A Câmara Municipal paulistana aprovou neste ano um instrumento de extrema importância para viabilizar a obtenção de recursos para a execução de obras de infra-estrutura econômico-social na cidade.
Trata-se do projeto de lei, de minha autoria, que cria o Cepac -Certificado de Potencial Adicional de Construção-, com vistas a securitizar direitos de construir na cidade. Inovador, o Cepac provavelmente se tornará referência na solução de problemas de financiamento de investimentos públicos.
Por isso, o certificado gerou resistência naqueles avessos ao exercício da criatividade. Um deles foi o vereador José Eduardo Martins Cardozo (PT), que impetrou mandado de segurança contra o projeto, alegando irregularidade no seu trâmite. O pedido foi indeferido pelo Ministério Público, diante da total incompetência e impertinência na sua fundamentação jurídica.

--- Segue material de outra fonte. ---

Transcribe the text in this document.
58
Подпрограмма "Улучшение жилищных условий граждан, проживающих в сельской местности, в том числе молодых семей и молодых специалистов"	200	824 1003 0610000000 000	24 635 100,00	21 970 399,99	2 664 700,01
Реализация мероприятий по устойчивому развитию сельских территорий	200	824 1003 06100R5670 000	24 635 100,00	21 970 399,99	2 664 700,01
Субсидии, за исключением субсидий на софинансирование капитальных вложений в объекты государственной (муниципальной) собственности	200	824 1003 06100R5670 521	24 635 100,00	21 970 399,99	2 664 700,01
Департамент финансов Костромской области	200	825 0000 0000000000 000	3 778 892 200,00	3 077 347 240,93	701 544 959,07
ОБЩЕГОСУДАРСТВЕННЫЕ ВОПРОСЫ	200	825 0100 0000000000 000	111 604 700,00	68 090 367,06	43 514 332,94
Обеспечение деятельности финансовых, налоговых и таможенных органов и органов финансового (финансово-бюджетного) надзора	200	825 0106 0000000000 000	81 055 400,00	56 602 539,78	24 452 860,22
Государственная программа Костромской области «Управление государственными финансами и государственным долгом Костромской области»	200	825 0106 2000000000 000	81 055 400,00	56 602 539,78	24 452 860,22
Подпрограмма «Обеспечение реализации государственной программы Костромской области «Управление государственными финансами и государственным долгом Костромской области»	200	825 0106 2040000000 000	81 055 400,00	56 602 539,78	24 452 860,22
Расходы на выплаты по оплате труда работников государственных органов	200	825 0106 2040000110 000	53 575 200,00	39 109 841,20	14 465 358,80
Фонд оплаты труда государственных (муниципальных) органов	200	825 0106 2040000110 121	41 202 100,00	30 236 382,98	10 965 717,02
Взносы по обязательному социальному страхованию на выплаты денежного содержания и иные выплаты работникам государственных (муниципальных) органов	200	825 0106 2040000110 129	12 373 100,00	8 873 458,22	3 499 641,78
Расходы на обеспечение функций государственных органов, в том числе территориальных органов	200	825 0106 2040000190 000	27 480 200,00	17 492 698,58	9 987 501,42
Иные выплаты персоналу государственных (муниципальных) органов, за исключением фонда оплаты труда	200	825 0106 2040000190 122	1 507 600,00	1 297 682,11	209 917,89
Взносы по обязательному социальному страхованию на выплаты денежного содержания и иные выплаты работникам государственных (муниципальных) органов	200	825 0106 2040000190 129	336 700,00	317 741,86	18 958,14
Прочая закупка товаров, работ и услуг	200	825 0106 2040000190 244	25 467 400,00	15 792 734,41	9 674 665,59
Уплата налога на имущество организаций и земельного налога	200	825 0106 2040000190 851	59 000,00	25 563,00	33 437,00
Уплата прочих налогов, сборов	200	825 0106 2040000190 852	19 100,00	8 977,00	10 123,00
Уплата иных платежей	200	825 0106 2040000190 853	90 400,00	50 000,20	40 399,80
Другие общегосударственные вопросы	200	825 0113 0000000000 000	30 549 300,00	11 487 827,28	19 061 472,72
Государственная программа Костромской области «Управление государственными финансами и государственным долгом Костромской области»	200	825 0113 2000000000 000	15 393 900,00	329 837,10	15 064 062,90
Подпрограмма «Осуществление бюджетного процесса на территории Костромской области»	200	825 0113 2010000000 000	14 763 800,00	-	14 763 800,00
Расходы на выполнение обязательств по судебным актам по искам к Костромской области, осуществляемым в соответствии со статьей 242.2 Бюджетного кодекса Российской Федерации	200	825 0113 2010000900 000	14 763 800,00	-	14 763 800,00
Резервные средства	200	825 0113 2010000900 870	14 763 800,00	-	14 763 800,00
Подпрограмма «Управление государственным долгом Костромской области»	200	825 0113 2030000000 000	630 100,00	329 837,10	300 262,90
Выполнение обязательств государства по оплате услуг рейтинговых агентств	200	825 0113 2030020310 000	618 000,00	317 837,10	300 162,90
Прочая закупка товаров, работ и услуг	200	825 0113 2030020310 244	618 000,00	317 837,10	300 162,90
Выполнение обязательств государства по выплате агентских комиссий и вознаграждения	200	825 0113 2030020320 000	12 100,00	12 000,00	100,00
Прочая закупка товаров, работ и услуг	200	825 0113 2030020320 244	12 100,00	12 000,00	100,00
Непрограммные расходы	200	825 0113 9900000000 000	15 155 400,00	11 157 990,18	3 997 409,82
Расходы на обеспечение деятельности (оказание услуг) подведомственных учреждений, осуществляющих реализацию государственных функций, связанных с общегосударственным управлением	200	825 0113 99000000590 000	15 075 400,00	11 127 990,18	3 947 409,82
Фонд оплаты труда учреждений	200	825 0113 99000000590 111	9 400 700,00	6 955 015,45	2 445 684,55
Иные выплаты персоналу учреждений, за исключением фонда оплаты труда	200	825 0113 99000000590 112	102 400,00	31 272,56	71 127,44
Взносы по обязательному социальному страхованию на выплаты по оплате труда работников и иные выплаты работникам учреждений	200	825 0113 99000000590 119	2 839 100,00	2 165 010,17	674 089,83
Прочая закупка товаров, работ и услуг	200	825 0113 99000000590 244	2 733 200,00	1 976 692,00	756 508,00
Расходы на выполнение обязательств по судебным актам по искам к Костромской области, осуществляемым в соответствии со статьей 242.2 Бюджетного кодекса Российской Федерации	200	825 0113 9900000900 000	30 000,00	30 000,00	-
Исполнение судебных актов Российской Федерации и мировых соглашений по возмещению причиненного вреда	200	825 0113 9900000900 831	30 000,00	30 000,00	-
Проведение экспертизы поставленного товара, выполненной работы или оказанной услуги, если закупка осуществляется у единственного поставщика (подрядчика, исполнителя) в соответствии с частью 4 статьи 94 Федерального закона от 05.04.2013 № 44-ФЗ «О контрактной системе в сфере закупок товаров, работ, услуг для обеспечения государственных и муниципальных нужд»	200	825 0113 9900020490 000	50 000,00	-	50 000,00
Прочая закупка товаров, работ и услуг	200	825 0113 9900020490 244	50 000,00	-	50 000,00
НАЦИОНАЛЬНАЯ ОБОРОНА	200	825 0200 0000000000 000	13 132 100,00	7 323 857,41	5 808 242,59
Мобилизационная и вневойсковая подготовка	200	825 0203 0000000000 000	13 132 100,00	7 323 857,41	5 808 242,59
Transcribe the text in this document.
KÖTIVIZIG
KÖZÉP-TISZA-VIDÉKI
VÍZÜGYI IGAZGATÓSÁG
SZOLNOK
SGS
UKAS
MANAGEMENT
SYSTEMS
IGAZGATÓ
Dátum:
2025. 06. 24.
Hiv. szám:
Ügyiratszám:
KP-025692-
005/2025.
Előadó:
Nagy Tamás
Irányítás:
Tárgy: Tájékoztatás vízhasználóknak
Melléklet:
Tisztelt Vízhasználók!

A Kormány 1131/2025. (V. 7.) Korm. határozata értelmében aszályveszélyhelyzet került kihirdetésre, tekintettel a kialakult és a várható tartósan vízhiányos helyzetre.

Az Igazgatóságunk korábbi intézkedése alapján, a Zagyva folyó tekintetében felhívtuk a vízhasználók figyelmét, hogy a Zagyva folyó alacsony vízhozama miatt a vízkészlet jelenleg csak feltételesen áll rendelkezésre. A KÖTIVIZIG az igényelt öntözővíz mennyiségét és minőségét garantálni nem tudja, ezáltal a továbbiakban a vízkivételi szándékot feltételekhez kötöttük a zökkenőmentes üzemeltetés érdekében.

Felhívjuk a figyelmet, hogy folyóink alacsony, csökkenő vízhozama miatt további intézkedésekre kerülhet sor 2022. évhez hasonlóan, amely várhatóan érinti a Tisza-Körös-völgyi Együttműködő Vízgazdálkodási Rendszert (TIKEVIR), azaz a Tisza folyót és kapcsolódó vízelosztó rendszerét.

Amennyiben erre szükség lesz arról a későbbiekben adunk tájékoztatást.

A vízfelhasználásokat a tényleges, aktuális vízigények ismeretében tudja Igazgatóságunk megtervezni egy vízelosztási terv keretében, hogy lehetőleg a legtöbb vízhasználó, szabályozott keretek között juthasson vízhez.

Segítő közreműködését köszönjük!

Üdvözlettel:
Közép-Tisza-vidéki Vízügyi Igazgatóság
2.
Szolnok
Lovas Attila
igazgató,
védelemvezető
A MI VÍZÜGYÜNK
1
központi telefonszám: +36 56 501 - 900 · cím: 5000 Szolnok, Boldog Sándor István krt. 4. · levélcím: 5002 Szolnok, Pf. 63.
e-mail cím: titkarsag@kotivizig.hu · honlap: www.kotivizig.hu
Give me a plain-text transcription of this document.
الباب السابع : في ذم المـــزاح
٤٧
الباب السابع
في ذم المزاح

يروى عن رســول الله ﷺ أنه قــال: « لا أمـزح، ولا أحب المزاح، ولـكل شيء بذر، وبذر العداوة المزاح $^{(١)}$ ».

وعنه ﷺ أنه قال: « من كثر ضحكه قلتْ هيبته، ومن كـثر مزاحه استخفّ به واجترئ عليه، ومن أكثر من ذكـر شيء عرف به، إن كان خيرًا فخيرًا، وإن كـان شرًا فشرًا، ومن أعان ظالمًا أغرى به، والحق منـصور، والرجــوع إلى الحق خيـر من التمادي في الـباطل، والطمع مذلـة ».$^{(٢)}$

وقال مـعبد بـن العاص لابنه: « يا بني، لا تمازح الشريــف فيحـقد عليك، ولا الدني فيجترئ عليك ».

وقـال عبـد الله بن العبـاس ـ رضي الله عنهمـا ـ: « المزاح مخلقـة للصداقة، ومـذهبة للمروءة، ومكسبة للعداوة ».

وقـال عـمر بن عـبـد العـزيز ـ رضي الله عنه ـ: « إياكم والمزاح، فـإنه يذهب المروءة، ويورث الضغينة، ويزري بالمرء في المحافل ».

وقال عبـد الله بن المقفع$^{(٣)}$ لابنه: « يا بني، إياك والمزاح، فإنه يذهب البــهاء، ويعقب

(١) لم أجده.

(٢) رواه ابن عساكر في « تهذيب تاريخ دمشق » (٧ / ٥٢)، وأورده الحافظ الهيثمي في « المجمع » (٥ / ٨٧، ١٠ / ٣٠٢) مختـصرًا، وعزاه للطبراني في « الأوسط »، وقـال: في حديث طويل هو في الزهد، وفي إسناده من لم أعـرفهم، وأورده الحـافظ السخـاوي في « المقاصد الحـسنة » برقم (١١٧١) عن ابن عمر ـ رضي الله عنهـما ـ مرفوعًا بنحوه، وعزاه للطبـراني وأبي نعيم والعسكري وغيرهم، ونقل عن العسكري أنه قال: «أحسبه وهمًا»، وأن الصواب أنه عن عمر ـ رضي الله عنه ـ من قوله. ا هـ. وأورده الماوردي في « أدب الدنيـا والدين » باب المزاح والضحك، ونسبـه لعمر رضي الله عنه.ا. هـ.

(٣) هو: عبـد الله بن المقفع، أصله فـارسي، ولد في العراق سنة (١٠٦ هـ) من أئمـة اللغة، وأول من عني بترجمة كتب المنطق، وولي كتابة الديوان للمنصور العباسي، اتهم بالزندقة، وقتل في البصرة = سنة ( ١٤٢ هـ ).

A proposta surgiu de três constatações:
a) não há espaço para elevação do ônus tributário para a realização de investimentos públicos;
b) os investimentos não podem mais ser viabilizados via endividamento, não só em face do grau de exposição já alcançado, mas, também, devido à exaustão das fontes tradicionais de financiamento;
c) os investimentos governamentais beneficiam, em diferentes escalas, o setor privado, apesar de seu custo ser bancado pela sociedade por meio de impostos. É o caso da valorização imobiliária gerada por investimentos governamentais em obras financiadas com recursos públicos. Nada mais justo do que o setor privado compartilhar, de forma compensatória, esses investimentos com o setor público. Os Cepacs podem fazê-lo.
Certificados representativos de direitos adicionais de construção, têm características próprias: só podem ser usados quando houver alteração do potencial construtivo de terrenos em áreas permitidas por decisão da Câmara; são comprados em leilões públicos; e mostram-se proveitosos na captação de recursos não-tributários para investimentos do governo em infra-estrutura e no retorno de parte dos lucros gerados para a coletividade.
Um exemplo seria um terreno situado em uma região cujo zoneamento permite construir, no máximo, duas vezes a sua área. Se, após mudança no zoneamento aprovada pela Câmara, seu dono for autorizado a construir quatro vezes a área do terreno, ele terá de pagar pelo direito de construir o dobro do permitido anteriormente.
Esse pagamento é feito em Cepacs adquiridos em leilões ou no mercado desses títulos. Os recursos assim obtidos serão utilizados na execução de investimentos públicos na própria região.
Os Cepacs ajudarão a viabilizar projetos de restauração e de manutenção de bens tombados, de melhorias em cortiços e de desfavelamento. Nesse caso, são promissoras as perspectivas de verticalização e urbanização de favelas situadas em terrenos particulares.
Em troca de Cepacs, seus proprietários podem transferir sua titularidade para a prefeitura, que a repassará aos moradores da área, alargando o alcance social, por exemplo, do já bem-sucedido Projeto Cingapura. Instrumentos de arrecadação voluntária transacionados livremente pela Bolsa de Commodities, seus preços serão determinados com liquidez e clareza. Livres de operações de endividamento, serão resgatados contra o direito de construir, sem interferir no passivo municipal.
A solução representada pelos Cepacs tende a ser acolhida e seguida por outras metrópoles no Brasil e no mundo. Por quê? Porque aqui já obtiveram êxito no financiamento das obras da nova Faria Lima. Tanto que já se cogita empregá-los no financiamento da ampliação do metrô.
Marcos Cintra Cavalcanti de Albuquerque, doutor em Economia pela Universidade de Harvard (EUA).